Six examples of natural language captions generated by the StyleNet from images each with three different styles

10.8 Summary

Natural language generation from images, or image captioning, is an emerging deep learning application that intersects computer vision and natural language processing. It also forms the technical foundation for many practical applications. Thanks to deep learning technologies, we have seen significant progress in this area in recent years. In this chapter, we have reviewed the key developments in image captioning that the community has made and their impact on both research and industry deployment. Two major frameworks developed for image captioning, both based on deep learning, are reviewed in detail. A number of examples of natural language descriptions of images produced by two state-of-the-art captioning systems are provided to illustrate the high quality of the systems’ outputs.
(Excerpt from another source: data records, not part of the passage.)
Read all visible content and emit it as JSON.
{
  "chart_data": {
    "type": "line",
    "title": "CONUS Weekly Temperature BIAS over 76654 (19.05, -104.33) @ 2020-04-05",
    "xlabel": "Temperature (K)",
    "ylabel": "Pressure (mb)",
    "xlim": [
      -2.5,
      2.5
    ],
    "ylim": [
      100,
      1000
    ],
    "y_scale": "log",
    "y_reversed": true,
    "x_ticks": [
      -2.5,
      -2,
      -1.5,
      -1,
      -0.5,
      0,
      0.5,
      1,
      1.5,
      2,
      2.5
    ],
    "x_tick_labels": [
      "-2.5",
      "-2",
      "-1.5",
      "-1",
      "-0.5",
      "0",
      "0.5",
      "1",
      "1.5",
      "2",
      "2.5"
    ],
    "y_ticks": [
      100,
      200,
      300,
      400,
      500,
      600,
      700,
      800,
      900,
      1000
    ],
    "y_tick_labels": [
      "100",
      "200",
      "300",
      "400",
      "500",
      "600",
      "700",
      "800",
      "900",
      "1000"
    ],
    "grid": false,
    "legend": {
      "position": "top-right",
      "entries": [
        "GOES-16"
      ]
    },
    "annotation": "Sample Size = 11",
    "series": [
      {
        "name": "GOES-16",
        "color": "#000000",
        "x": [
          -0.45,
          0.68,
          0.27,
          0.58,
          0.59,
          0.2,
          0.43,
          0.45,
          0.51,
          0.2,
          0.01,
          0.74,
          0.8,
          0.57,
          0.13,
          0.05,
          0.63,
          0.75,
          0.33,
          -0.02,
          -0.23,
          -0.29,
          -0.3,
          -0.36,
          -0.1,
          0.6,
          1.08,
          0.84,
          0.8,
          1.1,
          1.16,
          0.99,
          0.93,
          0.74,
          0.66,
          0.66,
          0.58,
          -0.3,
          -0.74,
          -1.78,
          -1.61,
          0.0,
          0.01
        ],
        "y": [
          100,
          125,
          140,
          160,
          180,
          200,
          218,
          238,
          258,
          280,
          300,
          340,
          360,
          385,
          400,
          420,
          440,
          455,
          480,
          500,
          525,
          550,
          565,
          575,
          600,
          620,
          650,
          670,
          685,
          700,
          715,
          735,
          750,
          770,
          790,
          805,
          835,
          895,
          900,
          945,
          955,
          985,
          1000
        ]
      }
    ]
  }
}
Looking forward, while image captioning is a particular application of NLG in NLP, it is also a subarea in the image-natural language multimodal intelligence field. A number of new problems in this field have been proposed lately, including visual question answering (Fei-Fei and Perona 2016; Young et al. 2014; Agrawal et al. 2015), visual storytelling (Huang et al. 2016), visually grounded dialog (Das et al. 2017), and image synthesis from text description (Zhang et al. 2017). The progress in multimodal intelligence involving natural language is critical for building general artificial intelligence abilities in the future. The review provided in this chapter can hopefully encourage new students and researchers alike to contribute to this exciting area.